The words die in my throat, because it’s then I happen to look down. To get my first good look at the face half-hidden beneath plastic and a weedy fall of wet hair. Milky skin with a smattering of freckles across her nose. Pale lips parted on a silent gasp. Sunken, clouded eyes open in a lifeless stare with pupils the color of a late-summer sky.
It’s the woman from yesterday, the one I found Paul talking to in town. The one who was trying to get her hooks in my Keller.
“Get to town,” Chief Hunt is saying to Sam. “Find out her name, where she was from, anything you can about who she was and what she was doing here, including where she was staying. Start with the hotels, and if they don’t know her, work your way through the rental agencies. Or on second thought, start there, at the agencies. If she came here looking for a quiet getaway, she’ll be in one of the cabins.”

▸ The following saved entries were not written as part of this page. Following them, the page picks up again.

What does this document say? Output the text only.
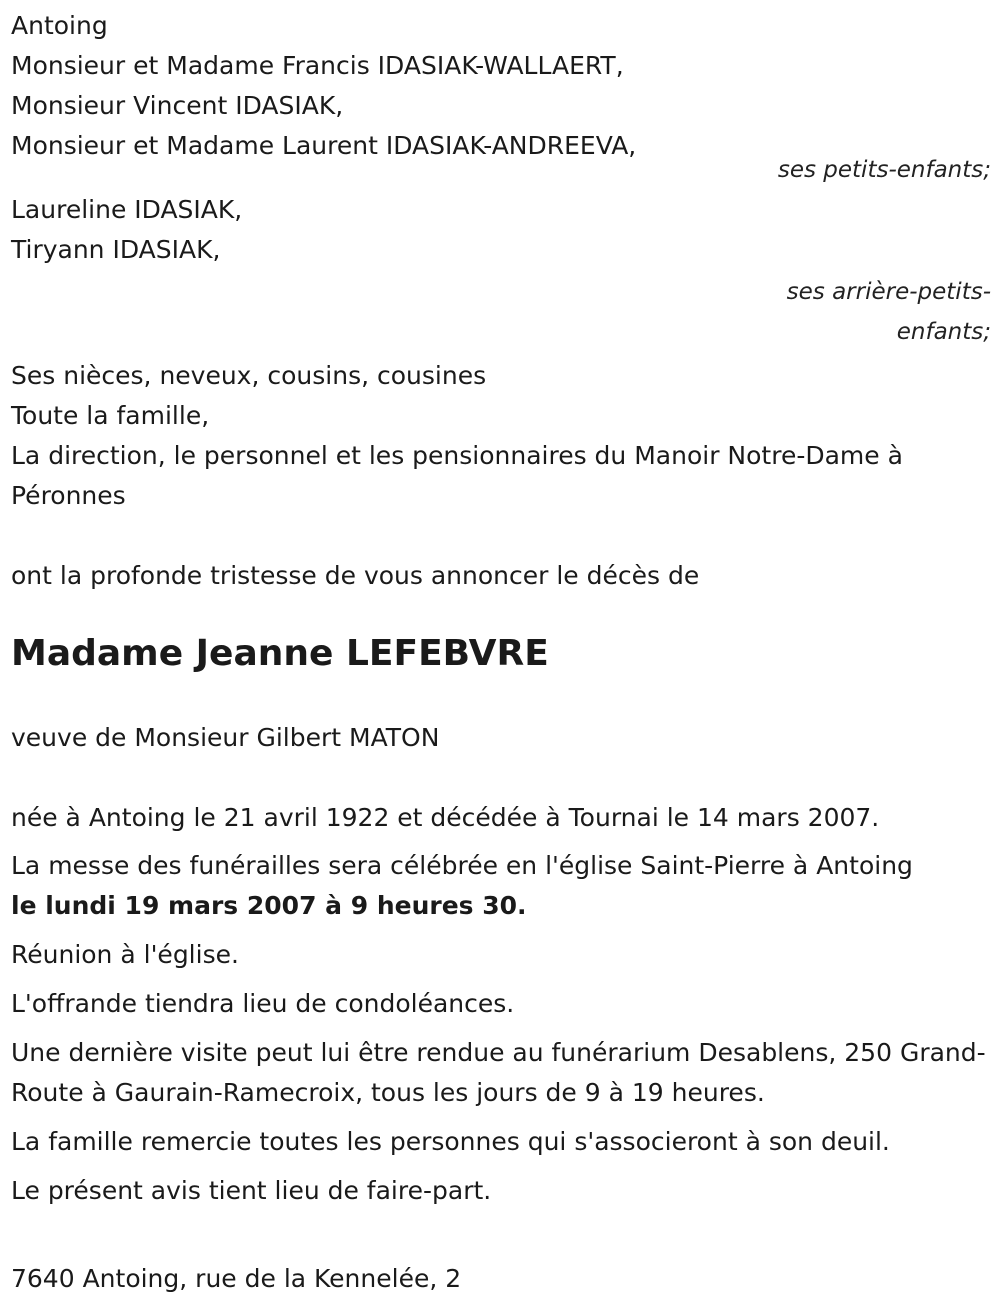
Antoing
Monsieur et Madame Francis IDASIAK-WALLAERT,
Monsieur Vincent IDASIAK,
Monsieur et Madame Laurent IDASIAK-ANDREEVA,
ses petits-enfants;
Laureline IDASIAK,
Tiryann IDASIAK,
ses arrière-petits-
enfants;
Ses nièces, neveux, cousins, cousines
Toute la famille,
La direction, le personnel et les pensionnaires du Manoir Notre-Dame à Péronnes
ont la profonde tristesse de vous annoncer le décès de
Madame Jeanne LEFEBVRE
veuve de Monsieur Gilbert MATON
née à Antoing le 21 avril 1922 et décédée à Tournai le 14 mars 2007.
La messe des funérailles sera célébrée en l'église Saint-Pierre à Antoing
le lundi 19 mars 2007 à 9 heures 30.
Réunion à l'église.
L'offrande tiendra lieu de condoléances.
Une dernière visite peut lui être rendue au funérarium Desablens, 250 Grand-Route à Gaurain-Ramecroix, tous les jours de 9 à 19 heures.
La famille remercie toutes les personnes qui s'associeront à son deuil.
Le présent avis tient lieu de faire-part.
7640 Antoing, rue de la Kennelée, 2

Start with the hotels. The thought slices through my mind, but I somehow force myself not to say it out loud. Whatever that woman came to Lake Crosby looking for, it wasn’t quiet. I think of the way she looked at me yesterday, her strange reaction when I introduced myself as a Keller. A flash of surprise, and her gaze went immediately to Paul. “Keller,” she’d murmured, and something about the way she looked at him put me on edge. She knew the name, knew its significance in this town. I’m certain of it.
I whirl around, and Paul is staring at me silently, urgently, from a few feet away. I meet his gaze, and everything goes still. My entire body changes in that moment of understanding. At his message, sharp and sparkling.
Stop talking.
“Call me as soon as you’ve got an address,” Chief Hunt is say
ing, “but do not go inside. Until we know otherwise, we’ll be treating her last known location as a potential crime scene. Now scoot. Micah, I’ll be waiting for your paperwork.” He turns and lumbers back up the hill.
Maybe I misunderstood. Maybe Paul is just embarrassed at his reaction, at this sudden swell of post-traumatic stress he tries so hard to stuff down. Maybe I’m reading more into this.
No. No, that’s not right. Paul looked her straight in the eye, and he talked to her. Even if she only asked him for directions or a restaurant recommendation, he would remember. Her face is too pretty not to be noticed, and Paul notices everything.
So why did he just lie?
By now Micah is dressed. He clomps down the ramp in his boots, pointing to the techs. “Seal the bag and take her up to Harris Regional. I’ll call the medical examiner, let her know you’re on the way. Don’t forget the tarp. She’s gonna want that, too.”
The creak of the body bag’s zipper is like a knife, cutting through the cold and crawling all over my skin. The tech pulls it snug, then slips a plastic tag through the pull and draws it tight, essentially padlocking the bag until the next person to touch her clips the tag. Chain of custody, Sam told me it’s called, during one of our gas station talks.
“You okay?” Micah’s lips are blue, but his eyes are bright with excitement. He’s itching to strap on an oxygen tank, sink to the bottom of the lake and dredge up whatever the woman dropped. He probably doesn’t even notice the cold.
Paul nods. His expression is parked in Neutral. His face is completely closed off, like those metal shutters people roll down the windows of their summer cabins, familiar but guarded. He glances up the hill at the house. “I’m gonna grab a shower.”
Micah shifts his gaze to mine. “You don’t have to stay down here, either. I’ll call up if I run into any snags. Just keep your cell close. The cops’ll need an official statement at some point, so don’t go anywhere without telling them, got it?”
I nod. Paul grabs my hand and tugs me toward the stairs, but I tug back.